Mapping of drug indications to ICD-10 was undertaken in Korea by a public and a private institution for their own purposes. A different mapping approach was used by each institution, which presented a good opportunity to compare the validity of the two approaches. This study was undertaken to compare the validity of a direct mapping approach and an indirect terminology based mapping approach of drug indications against the gold standard drawn from the results of the two mapping processes.

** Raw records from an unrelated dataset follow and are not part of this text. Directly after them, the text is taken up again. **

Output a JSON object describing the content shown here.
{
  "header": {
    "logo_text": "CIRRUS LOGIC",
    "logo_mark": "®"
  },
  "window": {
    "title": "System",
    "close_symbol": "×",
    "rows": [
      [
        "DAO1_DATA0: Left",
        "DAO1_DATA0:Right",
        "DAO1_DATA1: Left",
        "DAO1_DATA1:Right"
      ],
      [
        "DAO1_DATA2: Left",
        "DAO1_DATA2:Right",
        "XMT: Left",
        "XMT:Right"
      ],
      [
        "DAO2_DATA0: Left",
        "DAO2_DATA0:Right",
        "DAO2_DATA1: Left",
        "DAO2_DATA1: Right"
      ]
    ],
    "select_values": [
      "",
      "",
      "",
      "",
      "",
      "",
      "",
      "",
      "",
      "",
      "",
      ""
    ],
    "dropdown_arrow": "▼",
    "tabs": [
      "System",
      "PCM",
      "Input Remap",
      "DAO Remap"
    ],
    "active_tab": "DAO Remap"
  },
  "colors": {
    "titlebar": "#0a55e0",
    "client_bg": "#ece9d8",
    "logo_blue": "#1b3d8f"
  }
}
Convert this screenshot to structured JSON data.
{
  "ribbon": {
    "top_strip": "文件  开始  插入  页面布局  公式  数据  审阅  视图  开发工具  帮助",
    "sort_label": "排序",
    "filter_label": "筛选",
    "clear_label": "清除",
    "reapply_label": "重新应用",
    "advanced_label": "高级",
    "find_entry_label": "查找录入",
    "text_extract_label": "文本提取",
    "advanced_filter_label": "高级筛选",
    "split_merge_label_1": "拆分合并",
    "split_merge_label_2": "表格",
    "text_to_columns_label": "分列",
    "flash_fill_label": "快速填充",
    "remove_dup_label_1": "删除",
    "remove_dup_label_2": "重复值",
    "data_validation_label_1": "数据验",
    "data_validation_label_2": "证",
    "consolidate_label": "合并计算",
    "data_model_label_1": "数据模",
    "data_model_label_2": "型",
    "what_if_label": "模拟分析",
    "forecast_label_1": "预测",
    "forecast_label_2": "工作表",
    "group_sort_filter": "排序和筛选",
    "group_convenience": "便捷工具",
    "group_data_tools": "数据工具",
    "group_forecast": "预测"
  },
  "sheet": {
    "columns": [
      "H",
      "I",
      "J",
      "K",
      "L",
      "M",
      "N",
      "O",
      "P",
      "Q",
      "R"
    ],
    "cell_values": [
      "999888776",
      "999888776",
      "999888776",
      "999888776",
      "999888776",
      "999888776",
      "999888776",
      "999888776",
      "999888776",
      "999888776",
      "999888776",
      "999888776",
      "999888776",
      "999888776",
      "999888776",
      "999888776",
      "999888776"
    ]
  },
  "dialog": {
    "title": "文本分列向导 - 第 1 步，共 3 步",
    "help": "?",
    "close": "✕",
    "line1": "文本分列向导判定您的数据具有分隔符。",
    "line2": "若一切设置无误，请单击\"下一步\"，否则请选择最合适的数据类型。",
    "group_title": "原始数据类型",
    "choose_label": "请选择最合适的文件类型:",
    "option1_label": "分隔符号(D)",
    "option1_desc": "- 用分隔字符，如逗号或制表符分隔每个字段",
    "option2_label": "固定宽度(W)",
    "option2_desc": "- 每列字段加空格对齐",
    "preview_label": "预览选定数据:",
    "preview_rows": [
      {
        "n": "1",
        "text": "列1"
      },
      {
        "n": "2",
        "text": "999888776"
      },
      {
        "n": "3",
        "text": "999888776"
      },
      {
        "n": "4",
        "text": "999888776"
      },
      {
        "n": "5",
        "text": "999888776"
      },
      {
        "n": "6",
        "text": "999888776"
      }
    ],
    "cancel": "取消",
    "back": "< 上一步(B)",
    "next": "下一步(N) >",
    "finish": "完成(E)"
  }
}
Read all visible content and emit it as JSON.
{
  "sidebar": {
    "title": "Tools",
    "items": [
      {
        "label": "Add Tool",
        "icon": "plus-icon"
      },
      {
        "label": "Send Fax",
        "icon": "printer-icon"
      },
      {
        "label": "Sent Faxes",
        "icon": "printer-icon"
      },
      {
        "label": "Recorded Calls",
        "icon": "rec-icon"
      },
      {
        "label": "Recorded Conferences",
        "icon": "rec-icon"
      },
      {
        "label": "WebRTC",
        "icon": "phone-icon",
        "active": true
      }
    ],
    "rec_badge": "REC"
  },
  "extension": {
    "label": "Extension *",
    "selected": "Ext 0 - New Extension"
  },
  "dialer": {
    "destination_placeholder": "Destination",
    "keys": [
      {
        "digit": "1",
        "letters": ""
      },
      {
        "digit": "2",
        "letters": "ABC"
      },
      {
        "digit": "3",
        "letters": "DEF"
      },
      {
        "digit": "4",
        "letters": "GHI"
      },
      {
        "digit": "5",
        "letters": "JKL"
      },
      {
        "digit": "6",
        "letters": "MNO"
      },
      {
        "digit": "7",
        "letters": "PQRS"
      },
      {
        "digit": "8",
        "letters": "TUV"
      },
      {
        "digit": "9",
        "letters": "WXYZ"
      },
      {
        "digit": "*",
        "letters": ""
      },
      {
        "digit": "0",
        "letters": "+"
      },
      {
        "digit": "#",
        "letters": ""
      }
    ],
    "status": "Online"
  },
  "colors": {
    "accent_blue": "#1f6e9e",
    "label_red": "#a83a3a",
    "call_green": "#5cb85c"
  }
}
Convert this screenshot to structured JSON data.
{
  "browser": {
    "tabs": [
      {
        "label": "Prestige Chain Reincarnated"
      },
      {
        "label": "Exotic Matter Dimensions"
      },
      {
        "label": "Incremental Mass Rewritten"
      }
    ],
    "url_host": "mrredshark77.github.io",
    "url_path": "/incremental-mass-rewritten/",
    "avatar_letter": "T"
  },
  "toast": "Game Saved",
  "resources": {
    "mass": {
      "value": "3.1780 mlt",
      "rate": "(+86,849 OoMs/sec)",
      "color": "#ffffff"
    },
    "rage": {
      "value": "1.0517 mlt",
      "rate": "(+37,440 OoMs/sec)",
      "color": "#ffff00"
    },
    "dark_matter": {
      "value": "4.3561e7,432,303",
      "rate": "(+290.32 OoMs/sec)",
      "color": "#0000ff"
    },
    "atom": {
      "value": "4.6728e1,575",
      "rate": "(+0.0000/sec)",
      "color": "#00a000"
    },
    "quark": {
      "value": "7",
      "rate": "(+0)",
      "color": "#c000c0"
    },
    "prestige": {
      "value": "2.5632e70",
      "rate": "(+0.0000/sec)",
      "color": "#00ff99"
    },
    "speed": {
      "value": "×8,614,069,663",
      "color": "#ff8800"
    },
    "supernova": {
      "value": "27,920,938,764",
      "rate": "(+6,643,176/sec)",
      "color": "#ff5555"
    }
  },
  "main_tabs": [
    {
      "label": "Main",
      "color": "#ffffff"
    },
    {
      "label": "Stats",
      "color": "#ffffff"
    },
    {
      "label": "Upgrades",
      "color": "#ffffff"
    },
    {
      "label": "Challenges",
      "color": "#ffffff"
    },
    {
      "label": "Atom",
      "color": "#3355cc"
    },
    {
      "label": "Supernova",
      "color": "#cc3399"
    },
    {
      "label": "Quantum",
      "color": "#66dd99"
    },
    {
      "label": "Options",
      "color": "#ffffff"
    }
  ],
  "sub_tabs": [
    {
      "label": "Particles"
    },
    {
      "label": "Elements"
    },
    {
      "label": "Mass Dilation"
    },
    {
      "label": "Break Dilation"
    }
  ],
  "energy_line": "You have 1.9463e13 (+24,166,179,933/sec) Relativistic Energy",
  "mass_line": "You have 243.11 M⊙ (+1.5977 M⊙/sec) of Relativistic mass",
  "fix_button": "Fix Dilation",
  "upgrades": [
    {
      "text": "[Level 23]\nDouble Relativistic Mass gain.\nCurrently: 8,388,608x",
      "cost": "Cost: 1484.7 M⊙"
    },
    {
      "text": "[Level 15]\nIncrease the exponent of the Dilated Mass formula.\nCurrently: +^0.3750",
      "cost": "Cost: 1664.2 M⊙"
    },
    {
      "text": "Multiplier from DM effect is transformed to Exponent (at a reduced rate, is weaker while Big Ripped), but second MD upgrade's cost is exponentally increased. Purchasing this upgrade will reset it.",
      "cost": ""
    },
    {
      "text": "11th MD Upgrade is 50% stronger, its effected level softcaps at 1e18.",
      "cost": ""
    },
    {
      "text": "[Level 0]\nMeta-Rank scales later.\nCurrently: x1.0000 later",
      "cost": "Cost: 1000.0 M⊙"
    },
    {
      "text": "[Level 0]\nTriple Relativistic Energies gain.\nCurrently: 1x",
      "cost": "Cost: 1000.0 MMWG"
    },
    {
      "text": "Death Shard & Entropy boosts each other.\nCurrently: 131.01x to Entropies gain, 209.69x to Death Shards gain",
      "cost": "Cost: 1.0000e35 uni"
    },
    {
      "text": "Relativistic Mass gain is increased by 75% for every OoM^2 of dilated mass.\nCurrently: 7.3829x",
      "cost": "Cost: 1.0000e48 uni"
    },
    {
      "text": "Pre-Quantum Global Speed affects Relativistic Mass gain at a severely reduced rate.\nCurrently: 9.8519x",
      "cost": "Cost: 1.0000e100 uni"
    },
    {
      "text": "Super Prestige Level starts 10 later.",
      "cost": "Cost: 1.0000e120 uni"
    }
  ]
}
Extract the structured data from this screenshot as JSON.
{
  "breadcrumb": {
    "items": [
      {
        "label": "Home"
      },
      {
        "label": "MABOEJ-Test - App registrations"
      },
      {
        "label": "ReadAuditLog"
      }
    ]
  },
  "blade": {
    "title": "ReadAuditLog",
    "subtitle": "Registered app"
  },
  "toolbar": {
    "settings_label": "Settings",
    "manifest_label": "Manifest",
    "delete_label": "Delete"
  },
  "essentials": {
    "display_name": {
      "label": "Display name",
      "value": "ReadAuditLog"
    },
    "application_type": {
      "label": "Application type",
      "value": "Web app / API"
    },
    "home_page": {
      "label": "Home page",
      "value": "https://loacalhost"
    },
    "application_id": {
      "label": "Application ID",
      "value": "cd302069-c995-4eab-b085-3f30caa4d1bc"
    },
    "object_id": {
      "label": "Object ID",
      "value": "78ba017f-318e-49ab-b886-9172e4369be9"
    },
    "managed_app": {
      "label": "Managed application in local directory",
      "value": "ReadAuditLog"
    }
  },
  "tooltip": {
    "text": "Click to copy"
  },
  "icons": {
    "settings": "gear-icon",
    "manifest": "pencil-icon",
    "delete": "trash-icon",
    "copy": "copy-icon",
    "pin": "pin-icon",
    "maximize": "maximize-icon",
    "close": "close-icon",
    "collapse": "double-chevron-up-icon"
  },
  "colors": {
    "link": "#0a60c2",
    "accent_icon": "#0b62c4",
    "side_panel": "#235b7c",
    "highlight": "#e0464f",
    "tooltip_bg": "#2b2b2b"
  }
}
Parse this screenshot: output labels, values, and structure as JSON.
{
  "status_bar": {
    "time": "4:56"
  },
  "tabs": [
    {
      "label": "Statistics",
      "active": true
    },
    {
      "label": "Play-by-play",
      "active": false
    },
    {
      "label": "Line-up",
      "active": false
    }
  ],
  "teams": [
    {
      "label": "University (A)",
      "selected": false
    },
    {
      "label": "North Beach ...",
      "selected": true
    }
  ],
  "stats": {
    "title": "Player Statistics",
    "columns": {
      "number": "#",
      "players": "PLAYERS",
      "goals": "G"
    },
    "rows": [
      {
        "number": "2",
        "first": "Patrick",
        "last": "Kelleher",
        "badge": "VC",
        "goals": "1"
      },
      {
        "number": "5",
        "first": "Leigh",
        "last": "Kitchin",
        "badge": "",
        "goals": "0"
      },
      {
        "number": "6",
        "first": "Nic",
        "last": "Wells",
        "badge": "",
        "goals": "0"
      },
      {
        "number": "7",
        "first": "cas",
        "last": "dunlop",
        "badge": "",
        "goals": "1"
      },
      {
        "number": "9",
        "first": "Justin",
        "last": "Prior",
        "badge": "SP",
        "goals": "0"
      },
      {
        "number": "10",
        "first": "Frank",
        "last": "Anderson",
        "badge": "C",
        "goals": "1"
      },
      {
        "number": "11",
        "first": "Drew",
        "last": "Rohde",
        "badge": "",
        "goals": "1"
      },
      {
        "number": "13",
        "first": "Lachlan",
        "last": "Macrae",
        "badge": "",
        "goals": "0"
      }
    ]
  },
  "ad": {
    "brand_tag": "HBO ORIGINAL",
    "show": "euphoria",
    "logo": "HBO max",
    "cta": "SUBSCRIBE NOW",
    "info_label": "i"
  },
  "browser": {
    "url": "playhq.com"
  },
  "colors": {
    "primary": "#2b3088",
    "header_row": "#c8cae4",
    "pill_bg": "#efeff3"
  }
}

Three hundred and seventy-five cardiovascular reference drugs were selected from all listed cardiovascular drugs for the study. In the direct approach, two experienced nurse coders mapped the free text indications directly to ICD-10. In the indirect terminology based approach, the indications were extracted and coded in the Korean Standard Terminology of Medicine. These terminology coded indications were then manually mapped to ICD-10. The results of the two approaches were compared to the gold standard. A kappa statistic was calculated to see the compatibility of both mapping approaches. Recall, precision and F1 score of each mapping approach were calculated and analyzed using a paired t-test. The mean number of indications for the study drugs was 5.42. The mean number of ICD-10 codes that matched in direct approach was 46.32 and that of indirect terminology based approach was 56.94. The agreement of the mapping results between the two approaches were poor (kappa = 0.19). The indirect terminology based approach showed higher recall (86.78%) than direct approach (p < 0.001). However, there was no difference in precision and F1 score between the two approaches. Considering no differences in the F1 scores, both approaches may be used in practice for mapping drug indications to ICD-10. However, in terms of consistency, time and manpower, better results are expected from the indirect terminology based approach.